Very endearing little musical with a mixed bag of results...
While watching ONCE UPON A MATTRESS and seeing Carol Burnett as Queen Aggravain, I immediately realized that she must have played Princess Winnifred in the original version of the show in the '60s. This became all too clear when I saw that Tracey Ullman's daffy princess was lacking a certain spark that Burnett would have given to the part--plus she was a little too mature for the role to begin with.
Denis O'Hare seemed another case of miscasting as Prince Dauntless, a role could easily have been played by Matthew Morrison, who instead was saddled with a boring secondary role.
But despite these misgivings, there's much to like about this rowdy version of the tale, vibrant with colorful sets and costumes (particularly Burnett's jeweled outfits) and some witty lines that are tossed about by a capable cast.
But there's always the feeling that something isn't right--and not being able to compare this version with the original I can't say what it is but I see from other reviews that much of the original material was altered or deleted entirely.
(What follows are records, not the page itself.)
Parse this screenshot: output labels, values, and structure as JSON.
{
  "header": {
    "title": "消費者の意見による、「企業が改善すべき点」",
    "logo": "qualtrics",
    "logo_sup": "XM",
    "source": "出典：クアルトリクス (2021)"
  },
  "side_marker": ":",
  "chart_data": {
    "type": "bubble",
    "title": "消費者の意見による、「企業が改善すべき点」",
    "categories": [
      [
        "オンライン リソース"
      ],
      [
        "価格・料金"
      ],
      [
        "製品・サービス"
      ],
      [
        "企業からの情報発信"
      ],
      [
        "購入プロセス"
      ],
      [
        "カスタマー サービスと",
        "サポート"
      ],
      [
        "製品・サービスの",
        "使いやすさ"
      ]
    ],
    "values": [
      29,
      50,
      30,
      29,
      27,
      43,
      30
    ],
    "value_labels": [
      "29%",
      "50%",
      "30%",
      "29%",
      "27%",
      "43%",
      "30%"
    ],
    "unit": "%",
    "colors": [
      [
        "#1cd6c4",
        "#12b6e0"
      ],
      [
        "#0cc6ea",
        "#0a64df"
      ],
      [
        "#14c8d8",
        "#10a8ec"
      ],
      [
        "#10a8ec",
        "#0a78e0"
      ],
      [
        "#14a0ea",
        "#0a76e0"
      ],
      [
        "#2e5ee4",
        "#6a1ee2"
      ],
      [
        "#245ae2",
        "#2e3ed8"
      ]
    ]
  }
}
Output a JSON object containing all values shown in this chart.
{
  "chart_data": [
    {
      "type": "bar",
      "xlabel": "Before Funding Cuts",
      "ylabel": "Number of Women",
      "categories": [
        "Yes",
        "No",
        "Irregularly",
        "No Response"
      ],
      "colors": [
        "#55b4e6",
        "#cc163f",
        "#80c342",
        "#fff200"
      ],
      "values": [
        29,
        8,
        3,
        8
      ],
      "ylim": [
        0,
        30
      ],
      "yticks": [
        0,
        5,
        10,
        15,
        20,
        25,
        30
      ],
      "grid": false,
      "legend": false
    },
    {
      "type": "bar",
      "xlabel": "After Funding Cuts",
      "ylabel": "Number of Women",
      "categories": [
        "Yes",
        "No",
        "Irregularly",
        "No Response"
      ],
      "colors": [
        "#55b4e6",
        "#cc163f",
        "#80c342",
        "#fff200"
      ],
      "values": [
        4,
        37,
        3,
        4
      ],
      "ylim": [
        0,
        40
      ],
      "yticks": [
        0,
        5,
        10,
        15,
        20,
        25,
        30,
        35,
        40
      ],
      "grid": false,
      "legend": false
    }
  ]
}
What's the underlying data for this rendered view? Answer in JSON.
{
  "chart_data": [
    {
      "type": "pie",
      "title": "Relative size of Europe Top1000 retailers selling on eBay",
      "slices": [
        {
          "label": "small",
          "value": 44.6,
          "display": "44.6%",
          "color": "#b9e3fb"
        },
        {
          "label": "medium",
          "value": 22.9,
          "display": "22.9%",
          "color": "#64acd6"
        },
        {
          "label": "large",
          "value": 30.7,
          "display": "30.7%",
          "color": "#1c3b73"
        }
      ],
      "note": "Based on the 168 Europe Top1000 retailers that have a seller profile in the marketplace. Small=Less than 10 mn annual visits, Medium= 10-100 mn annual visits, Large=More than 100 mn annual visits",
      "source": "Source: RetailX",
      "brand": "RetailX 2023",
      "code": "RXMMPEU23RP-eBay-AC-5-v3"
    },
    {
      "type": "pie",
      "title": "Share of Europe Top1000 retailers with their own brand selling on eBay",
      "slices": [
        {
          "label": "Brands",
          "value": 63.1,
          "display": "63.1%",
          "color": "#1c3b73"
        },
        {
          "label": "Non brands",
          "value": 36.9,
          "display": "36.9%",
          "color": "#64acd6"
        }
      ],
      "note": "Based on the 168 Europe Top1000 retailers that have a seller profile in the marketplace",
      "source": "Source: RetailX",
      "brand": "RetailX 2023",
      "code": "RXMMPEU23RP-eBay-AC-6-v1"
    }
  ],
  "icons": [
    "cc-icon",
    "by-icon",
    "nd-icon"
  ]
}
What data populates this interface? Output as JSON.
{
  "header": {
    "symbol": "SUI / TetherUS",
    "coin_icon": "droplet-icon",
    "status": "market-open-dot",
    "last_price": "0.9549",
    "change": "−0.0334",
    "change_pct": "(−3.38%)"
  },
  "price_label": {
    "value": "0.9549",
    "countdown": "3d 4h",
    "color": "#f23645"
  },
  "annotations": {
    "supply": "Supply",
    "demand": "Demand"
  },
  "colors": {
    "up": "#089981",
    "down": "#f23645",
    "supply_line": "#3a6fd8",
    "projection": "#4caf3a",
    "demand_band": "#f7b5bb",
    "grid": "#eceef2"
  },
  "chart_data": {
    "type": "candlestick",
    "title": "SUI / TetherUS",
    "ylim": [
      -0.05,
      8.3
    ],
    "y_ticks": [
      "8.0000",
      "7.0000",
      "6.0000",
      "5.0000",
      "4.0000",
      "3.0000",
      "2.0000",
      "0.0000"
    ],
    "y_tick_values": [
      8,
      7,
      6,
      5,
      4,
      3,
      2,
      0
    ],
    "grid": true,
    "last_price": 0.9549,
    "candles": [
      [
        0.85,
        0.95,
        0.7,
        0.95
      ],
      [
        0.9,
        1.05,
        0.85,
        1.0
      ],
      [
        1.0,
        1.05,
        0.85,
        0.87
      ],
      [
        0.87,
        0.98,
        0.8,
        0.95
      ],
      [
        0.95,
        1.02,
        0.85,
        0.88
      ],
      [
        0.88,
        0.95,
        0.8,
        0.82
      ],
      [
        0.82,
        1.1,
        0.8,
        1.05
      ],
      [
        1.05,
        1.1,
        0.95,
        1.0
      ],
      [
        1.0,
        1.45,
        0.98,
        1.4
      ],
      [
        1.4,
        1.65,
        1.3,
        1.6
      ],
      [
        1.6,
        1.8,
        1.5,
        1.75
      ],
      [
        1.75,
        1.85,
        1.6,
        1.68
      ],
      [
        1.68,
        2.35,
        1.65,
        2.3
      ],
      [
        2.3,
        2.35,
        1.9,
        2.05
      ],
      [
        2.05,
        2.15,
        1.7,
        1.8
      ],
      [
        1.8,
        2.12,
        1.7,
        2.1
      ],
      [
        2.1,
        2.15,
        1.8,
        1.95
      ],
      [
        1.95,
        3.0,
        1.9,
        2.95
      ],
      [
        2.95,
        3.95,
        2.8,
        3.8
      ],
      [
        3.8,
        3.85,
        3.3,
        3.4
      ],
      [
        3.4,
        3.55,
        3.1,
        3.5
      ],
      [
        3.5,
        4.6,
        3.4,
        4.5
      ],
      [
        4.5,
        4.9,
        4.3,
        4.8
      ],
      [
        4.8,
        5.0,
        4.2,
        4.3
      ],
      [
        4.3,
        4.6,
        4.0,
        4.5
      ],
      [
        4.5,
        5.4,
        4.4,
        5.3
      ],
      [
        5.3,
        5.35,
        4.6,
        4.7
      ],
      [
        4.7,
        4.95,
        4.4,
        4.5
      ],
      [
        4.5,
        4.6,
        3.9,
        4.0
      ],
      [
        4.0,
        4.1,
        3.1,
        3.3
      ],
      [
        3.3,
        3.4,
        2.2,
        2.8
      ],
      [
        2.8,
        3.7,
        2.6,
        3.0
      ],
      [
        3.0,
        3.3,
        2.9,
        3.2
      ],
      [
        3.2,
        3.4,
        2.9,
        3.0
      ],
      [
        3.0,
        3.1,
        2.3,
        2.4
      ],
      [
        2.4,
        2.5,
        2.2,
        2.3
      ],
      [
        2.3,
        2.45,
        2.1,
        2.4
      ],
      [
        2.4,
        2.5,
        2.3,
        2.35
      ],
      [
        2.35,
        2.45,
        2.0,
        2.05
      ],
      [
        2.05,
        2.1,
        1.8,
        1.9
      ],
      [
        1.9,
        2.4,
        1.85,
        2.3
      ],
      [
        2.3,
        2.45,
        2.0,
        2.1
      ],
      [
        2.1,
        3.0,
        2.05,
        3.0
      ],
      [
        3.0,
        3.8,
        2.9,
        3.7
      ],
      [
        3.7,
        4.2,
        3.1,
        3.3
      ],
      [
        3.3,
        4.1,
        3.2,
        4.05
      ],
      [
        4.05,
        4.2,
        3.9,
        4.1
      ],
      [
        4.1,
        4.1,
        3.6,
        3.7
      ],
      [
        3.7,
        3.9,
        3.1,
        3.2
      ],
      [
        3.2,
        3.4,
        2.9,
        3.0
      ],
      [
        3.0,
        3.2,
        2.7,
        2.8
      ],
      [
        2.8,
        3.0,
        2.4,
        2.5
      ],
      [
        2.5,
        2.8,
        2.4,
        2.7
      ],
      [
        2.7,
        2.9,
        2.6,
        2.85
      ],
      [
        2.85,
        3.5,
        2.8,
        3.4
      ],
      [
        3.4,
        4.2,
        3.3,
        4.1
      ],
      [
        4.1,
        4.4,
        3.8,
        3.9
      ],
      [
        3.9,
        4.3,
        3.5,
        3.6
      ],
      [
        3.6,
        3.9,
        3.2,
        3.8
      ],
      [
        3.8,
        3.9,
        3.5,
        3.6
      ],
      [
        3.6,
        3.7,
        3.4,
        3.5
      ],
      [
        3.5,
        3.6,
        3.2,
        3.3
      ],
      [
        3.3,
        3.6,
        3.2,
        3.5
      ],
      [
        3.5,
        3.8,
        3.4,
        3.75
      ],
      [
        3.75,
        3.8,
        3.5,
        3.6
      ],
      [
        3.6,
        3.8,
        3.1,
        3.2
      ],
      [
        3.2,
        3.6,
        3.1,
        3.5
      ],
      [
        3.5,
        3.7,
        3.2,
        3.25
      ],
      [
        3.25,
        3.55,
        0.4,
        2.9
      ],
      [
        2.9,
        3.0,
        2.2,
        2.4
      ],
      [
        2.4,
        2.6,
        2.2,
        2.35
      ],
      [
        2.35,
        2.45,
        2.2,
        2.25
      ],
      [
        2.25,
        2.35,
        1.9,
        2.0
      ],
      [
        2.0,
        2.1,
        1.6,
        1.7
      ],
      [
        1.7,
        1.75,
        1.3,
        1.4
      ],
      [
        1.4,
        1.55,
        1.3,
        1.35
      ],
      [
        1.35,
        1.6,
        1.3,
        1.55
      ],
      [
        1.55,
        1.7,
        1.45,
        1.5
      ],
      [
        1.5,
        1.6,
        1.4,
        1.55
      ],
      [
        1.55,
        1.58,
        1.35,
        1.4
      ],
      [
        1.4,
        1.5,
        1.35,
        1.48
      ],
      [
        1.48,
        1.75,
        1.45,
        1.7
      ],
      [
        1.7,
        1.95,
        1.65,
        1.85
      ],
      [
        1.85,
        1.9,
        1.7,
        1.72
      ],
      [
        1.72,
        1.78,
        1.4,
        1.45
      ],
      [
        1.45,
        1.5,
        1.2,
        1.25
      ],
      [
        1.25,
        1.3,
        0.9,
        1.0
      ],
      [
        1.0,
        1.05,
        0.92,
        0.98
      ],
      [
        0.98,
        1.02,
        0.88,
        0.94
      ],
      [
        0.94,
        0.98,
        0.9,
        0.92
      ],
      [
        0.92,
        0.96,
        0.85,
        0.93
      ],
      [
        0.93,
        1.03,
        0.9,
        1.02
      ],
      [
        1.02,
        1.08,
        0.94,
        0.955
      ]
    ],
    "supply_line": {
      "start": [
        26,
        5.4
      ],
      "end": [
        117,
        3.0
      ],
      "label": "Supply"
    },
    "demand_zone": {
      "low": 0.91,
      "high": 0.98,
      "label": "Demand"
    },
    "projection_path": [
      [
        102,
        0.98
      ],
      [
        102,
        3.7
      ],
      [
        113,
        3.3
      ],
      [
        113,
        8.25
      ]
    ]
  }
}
Perhaps this is why there's a feeling that it could have been so much better.
Summing up: For Carol Burnett fans, it's a delicious chance to watch her play broad comedy with such finesse. She never misses an opportunity to ham it up but keeps it from being too over-the-top to be enjoyable. And while the choreography could have been more inventive, Tracey Ullman gives all of her energy to some of the dance routines with some very funny results.
Unfortunately, Tom Smothers is wasted in the role of the mute King Sextimus. But all in all, it's a fun version of a fractured fairy-tale, based on "The Princess and the Pea."